Interventions targeting cellular senescence and the SASP in sarcopenia may cause potential complications. For the SASP relevant interventions for sarcopenia, any inhibitions of SASP regulators such as p38MAPK inhibition may suppress p53 and p16 pathways, which may prevent beneficial effects of cellular senescence on other pathologies like suppressing cancer. Likewise, the mediators on the pathways regulating the SASP are involved in other cellular processes, so interventions targeting SASP regulation network possibly compromise other systems. We can draw the conclusion that further research is needed to identify more specific pathways or combinations of pathways underlying SASP.

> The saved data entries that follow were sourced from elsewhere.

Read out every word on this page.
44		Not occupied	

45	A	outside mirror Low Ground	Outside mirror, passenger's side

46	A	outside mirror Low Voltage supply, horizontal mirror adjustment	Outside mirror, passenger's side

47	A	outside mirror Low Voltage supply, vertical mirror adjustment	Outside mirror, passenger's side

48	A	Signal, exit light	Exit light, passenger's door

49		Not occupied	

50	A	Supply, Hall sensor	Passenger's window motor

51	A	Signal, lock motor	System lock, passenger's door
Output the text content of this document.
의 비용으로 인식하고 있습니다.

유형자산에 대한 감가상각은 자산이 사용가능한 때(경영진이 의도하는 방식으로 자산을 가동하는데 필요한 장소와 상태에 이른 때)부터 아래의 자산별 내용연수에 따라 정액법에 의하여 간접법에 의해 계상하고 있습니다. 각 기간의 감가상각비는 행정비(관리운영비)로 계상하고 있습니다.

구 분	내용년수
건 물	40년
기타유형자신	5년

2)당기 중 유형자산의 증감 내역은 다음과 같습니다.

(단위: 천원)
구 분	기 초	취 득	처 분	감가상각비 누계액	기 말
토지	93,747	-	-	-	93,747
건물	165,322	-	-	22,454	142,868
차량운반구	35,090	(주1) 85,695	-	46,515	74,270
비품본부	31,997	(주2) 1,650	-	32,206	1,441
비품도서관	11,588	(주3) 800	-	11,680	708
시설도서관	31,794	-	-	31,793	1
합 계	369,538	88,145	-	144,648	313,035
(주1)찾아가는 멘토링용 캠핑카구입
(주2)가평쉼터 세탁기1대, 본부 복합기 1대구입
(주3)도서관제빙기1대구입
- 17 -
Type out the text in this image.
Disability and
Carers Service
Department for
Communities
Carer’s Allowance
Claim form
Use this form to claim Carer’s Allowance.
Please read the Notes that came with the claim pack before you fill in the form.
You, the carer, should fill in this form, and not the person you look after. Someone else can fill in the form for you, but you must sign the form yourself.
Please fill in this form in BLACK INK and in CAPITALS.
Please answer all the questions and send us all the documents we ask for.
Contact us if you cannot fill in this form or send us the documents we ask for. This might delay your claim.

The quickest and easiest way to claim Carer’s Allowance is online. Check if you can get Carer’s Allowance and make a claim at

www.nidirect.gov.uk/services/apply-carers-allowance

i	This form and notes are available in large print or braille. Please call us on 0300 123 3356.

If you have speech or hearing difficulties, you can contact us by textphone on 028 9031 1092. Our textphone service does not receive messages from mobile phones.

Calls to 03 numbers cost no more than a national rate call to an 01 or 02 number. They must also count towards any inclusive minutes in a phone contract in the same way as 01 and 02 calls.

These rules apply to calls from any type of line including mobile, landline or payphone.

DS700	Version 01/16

Significant sarcopenia-related researches to be addressed should include increasing our understanding of molecular and cellular mechanisms underlying the pathophysiology of sarcopenia, the design of effective strategies to prevent and treat sarcopenia across the life course and carrying out some clinical trials based on interventions targeting cellular senescence in sarcopenia.